Kiara estaba sentada en el suelo de nuestra habitación, rodeada de cristales rotos. Un pequeño hilo de sangre corría por su dedo. Miró a Alejandro con los ojos grandes y llenos de lágrimas. Una perfecta damisela en apuros.
-¿Qué estás haciendo en mi casa? -exigí, mi voz temblando de rabia-. ¿En mi habitación?
-Aurora, cálmate -dijo Alejandro, corriendo al lado de Kiara-. Acaba de salir del centro de bienestar. No tiene a dónde ir. No podía simplemente dejarla en la calle.
Estaba agachado a su lado ahora, limpiando su dedo con su pañuelo con una ternura exasperante.
Entonces mis ojos se posaron en la fuente de los cristales rotos. Era la caja de música de cristal de mi madre, lo último que me dio antes de morir. Yacía en mil pedazos en el suelo de madera.
El aire abandonó mis pulmones.
-Lo siento mucho, Aurora -gimió Kiara, aunque sus ojos tenían un brillo triunfante-. Fue un accidente. Solo la estaba mirando. Puedo pagarla.
¿Pagarla? ¿Cómo podría pagar el recuerdo de las manos de mi madre colocándola en las mías, su voz frágil mientras me decía que siempre escuchara mi propia música?
Algo dentro de mí se rompió. Me abalancé hacia adelante y la abofeteé, el sonido resonando en la silenciosa habitación.
-¡Fuera de mi casa! -grité.
Antes de que las palabras salieran de mi boca, Alejandro ya estaba de pie. Me agarró, apartándome de Kiara con una fuerza brutal.
-¿Has perdido la cabeza? -gritó, su rostro a centímetros del mío-. ¡Es frágil, Aurora! ¡Mira lo que hiciste! Siempre se trata de ti, ¿verdad? La princesita mimada que no soporta que alguien más reciba una pizca de atención.
Me arrastró fuera de la habitación y hacia el baño principal, sus dedos clavándose en mi brazo. Me empujó bajo la regadera y giró la perilla.
Agua helada cayó sobre mí, empapando mi cabello, mi vestido, mi piel. Jadeé, el shock me robó el aliento.
-Quizás eso te enfríe -gruñó, sus ojos ardiendo con una furia que nunca antes había visto dirigida hacia mí-. Tienes que controlarte, Aurora. Este acto infantil y celoso se está volviendo viejo.
Cerró la puerta del baño de un portazo, dejándome temblando y empapada en la oscuridad. El sonido de la cerradura encajando fue el sonido de mi última esperanza muriendo.
A través de la puerta, podía oírlo murmurar suavemente a Kiara, su voz teñida de la preocupación que ya no tenía por mí.

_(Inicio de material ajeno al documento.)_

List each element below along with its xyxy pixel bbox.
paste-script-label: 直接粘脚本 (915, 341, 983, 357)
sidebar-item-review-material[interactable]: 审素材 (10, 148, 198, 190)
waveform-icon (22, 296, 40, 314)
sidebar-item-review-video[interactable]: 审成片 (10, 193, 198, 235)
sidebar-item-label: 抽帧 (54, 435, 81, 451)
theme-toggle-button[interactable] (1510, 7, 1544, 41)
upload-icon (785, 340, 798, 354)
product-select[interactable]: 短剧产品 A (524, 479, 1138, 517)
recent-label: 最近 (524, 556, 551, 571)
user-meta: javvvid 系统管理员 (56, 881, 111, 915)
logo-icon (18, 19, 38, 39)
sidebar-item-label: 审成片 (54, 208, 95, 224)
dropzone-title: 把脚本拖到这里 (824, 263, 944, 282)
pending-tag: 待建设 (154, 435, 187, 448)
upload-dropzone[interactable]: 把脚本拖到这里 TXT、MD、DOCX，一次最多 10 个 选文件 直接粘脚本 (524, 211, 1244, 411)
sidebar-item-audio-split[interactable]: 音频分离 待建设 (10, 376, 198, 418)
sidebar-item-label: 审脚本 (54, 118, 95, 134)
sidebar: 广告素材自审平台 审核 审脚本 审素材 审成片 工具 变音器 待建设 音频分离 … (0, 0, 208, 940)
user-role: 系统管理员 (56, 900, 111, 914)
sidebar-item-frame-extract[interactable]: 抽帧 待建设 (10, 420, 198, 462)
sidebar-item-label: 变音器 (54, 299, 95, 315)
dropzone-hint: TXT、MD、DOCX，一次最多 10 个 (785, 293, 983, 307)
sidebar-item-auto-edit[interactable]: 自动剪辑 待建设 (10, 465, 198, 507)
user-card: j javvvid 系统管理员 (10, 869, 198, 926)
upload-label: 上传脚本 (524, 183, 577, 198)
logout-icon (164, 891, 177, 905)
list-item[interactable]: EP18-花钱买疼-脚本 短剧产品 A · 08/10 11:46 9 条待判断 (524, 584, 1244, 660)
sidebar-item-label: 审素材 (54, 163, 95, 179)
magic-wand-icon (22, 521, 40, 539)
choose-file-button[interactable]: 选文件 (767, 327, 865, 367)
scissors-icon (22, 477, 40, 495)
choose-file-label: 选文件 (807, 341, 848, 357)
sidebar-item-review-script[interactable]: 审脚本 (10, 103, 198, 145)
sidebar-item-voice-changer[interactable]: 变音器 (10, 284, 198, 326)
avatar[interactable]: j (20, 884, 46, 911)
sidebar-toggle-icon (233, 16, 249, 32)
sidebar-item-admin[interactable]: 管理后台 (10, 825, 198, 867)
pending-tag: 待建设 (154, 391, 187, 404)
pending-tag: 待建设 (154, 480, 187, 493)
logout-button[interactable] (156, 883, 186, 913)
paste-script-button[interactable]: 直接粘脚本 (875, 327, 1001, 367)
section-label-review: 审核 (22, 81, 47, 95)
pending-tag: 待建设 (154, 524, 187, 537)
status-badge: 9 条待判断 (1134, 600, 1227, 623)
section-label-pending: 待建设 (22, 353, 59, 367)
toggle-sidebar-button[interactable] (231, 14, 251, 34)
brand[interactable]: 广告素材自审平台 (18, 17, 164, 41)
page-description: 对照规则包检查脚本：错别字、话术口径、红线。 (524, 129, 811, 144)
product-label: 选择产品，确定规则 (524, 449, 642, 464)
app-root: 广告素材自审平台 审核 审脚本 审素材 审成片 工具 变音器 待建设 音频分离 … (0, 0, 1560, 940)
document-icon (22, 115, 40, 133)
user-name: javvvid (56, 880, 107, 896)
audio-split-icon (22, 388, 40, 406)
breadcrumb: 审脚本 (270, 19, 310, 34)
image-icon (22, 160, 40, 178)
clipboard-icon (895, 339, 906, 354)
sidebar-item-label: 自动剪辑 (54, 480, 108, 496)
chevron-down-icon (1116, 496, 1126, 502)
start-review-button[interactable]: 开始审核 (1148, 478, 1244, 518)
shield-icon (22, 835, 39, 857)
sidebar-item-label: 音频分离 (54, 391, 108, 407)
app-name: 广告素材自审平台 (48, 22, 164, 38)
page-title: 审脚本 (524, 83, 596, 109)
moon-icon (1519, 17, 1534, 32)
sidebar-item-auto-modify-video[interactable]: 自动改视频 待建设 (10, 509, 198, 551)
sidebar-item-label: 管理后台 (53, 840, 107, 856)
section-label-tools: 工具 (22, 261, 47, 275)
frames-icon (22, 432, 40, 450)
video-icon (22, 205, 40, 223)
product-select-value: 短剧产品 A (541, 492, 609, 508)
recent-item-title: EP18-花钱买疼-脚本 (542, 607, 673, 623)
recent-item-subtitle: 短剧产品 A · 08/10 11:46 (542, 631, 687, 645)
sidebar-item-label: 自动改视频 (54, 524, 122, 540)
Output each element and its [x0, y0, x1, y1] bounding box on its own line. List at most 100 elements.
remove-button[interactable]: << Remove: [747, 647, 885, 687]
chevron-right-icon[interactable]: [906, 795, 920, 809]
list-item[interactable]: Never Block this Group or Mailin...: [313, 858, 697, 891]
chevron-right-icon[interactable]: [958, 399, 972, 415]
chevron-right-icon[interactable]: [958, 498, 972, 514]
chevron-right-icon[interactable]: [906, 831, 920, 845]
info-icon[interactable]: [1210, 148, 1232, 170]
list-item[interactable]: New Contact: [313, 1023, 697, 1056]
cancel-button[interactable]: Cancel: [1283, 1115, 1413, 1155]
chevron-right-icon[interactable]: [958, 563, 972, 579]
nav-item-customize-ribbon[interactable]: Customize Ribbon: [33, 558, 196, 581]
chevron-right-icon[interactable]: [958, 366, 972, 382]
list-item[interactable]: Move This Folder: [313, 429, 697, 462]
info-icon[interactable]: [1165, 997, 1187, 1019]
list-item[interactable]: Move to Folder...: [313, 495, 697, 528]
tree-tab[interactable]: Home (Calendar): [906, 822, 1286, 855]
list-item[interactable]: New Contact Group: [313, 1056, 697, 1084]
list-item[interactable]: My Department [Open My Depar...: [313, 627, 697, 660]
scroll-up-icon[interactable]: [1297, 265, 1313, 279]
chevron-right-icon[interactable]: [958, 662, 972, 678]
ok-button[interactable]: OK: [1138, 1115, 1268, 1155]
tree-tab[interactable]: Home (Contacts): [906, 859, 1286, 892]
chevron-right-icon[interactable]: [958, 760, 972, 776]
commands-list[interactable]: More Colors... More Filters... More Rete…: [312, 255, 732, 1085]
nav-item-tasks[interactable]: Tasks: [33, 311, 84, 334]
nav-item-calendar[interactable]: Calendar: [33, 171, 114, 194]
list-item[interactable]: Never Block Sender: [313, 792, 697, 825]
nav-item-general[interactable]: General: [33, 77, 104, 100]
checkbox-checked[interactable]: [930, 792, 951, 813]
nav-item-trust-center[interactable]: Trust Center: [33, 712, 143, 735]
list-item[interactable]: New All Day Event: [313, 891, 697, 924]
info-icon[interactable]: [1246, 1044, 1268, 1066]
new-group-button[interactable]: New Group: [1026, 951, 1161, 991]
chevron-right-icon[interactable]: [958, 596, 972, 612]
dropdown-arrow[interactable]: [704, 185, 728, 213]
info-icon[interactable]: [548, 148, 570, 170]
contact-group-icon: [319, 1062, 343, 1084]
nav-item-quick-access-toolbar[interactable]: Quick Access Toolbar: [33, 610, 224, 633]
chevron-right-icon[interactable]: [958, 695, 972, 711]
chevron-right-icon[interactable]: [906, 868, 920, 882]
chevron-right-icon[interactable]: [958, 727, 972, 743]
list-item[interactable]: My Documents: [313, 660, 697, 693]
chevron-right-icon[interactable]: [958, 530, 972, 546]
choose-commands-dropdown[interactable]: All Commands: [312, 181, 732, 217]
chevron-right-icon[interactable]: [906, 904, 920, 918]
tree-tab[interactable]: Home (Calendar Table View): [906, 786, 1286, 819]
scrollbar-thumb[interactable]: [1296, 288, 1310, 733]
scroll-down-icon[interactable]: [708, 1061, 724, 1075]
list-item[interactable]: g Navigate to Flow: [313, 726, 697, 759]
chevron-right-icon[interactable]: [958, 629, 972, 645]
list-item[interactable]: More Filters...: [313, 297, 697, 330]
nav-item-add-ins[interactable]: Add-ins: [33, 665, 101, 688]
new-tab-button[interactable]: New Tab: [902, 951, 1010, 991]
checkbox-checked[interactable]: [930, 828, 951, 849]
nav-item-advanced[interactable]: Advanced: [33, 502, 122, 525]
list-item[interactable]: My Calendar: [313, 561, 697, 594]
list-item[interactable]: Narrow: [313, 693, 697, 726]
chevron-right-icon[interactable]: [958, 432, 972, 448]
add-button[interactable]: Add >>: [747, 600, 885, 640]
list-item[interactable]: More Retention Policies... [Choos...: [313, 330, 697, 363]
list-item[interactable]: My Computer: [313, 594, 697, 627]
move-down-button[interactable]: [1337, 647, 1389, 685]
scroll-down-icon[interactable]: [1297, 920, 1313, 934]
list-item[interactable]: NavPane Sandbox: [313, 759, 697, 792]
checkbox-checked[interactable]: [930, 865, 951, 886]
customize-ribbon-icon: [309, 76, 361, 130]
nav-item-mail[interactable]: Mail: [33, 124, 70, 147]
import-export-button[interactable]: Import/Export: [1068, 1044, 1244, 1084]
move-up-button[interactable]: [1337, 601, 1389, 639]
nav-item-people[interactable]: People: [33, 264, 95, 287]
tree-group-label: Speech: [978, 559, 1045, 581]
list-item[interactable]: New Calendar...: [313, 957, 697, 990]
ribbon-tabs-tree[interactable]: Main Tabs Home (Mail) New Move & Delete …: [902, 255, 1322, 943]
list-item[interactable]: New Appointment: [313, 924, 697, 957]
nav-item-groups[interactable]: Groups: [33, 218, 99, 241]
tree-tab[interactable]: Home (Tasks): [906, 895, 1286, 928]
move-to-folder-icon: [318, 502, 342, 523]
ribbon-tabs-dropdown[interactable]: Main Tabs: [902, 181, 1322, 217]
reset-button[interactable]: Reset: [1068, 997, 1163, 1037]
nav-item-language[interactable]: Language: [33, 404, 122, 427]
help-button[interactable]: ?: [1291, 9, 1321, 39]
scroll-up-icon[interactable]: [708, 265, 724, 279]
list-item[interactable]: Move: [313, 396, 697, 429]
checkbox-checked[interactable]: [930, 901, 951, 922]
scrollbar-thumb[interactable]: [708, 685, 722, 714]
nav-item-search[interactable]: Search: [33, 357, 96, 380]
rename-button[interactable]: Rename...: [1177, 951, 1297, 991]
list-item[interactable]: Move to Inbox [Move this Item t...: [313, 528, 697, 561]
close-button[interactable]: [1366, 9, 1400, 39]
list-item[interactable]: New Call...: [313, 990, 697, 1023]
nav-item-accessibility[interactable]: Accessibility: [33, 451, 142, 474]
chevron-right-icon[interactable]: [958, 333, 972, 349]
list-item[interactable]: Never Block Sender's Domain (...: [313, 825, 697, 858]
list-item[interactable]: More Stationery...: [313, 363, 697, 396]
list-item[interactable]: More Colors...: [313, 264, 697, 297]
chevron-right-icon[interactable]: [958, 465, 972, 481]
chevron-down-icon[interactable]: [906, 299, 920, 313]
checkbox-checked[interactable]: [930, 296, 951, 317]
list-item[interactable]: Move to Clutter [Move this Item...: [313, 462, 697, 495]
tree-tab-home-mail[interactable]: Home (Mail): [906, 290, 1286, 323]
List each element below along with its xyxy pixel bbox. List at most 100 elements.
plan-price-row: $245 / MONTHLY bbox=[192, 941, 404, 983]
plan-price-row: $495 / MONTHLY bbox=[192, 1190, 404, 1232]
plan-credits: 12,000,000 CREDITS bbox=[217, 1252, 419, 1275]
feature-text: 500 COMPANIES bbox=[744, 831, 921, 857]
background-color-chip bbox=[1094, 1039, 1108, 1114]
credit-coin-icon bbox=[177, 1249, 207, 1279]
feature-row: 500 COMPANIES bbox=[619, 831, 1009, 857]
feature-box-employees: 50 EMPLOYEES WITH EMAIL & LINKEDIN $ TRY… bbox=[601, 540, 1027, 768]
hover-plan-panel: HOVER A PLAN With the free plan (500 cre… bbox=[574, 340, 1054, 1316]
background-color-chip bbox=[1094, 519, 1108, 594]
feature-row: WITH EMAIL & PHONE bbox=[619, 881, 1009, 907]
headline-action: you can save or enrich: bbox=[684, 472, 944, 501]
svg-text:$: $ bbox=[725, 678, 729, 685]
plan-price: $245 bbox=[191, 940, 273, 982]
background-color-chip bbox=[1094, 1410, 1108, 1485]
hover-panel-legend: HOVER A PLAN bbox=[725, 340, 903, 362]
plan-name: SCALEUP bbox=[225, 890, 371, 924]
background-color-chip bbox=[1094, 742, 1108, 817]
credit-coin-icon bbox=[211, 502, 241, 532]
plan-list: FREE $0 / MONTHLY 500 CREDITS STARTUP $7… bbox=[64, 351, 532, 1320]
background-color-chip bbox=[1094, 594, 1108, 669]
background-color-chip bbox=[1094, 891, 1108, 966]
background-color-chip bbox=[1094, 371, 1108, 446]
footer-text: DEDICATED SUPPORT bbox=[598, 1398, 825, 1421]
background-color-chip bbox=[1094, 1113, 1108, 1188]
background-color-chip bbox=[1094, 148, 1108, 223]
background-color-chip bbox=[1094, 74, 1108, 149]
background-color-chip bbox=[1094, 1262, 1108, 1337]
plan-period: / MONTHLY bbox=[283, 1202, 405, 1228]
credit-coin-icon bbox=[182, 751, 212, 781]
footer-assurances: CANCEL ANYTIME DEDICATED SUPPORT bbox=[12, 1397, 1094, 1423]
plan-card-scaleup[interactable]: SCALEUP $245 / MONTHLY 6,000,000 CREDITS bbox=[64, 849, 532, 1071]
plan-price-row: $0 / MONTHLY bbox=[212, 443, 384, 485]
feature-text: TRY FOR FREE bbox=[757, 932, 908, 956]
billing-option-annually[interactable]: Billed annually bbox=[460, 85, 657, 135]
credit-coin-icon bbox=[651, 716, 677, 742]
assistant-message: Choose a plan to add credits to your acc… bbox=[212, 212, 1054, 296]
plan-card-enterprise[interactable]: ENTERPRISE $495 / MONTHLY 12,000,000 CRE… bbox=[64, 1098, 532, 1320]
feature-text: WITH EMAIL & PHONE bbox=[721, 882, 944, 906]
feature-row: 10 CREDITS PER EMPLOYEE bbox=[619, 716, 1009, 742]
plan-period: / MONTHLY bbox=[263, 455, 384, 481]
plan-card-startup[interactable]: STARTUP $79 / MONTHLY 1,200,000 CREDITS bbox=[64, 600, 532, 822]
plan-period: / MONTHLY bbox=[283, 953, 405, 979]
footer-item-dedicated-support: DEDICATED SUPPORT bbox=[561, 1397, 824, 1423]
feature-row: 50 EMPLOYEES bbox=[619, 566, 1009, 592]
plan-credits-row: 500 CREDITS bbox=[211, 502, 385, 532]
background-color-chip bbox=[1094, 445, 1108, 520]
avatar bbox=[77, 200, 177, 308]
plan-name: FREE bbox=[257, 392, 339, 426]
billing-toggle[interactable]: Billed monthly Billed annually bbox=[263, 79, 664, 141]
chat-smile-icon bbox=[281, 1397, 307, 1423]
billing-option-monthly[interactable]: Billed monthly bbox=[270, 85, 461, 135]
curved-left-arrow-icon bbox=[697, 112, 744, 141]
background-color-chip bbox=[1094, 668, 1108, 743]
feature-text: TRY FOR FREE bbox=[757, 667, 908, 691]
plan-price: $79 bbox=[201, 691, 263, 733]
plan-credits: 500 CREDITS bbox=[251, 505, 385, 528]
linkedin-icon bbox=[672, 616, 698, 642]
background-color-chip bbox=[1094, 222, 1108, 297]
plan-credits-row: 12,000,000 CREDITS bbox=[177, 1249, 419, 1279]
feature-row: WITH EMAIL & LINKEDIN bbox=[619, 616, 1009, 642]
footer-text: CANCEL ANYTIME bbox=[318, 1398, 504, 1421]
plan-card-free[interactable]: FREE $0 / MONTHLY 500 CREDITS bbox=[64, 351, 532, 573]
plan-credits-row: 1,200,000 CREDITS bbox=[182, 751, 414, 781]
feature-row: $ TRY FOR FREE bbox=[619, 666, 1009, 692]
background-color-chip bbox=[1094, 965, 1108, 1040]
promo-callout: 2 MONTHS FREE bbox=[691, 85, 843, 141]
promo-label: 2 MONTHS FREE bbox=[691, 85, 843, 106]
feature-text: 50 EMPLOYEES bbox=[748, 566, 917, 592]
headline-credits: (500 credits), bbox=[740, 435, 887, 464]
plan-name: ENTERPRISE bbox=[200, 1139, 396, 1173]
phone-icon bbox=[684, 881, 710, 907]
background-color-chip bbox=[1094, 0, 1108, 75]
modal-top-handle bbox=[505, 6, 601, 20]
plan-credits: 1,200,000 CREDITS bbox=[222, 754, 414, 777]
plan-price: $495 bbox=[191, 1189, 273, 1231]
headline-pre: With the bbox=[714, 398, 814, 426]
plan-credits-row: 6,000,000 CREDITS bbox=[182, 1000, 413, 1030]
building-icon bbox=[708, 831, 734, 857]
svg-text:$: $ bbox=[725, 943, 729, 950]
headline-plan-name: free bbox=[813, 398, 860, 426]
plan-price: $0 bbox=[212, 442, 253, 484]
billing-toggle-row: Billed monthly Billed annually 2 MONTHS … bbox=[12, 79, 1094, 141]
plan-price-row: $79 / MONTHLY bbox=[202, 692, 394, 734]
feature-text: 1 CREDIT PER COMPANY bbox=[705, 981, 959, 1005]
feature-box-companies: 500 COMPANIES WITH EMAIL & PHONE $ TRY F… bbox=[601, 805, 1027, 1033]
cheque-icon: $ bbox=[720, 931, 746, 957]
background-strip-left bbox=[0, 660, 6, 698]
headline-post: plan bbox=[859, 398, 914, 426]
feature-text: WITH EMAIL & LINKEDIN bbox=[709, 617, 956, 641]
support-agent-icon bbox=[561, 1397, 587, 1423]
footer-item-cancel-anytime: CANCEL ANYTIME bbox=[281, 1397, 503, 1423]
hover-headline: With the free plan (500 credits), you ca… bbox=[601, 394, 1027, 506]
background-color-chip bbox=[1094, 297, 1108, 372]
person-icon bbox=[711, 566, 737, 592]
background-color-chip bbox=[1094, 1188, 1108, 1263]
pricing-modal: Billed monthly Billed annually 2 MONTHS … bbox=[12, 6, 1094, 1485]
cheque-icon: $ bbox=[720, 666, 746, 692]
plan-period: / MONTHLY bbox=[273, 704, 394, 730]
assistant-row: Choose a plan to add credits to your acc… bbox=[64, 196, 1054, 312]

Me dejé caer en el frío suelo de baldosas, el agua pegando mi cabello a mi cara. Una vez había prometido construir un mundo para mí. Ahora, ni siquiera me daría un mundo donde estuviera segura en mi propia casa. El frío no estaba solo en el agua; se estaba filtrando en mis huesos, en el núcleo mismo de mi alma, congelando todo lo que quedaba de la chica que había amado a Alejandro del Monte.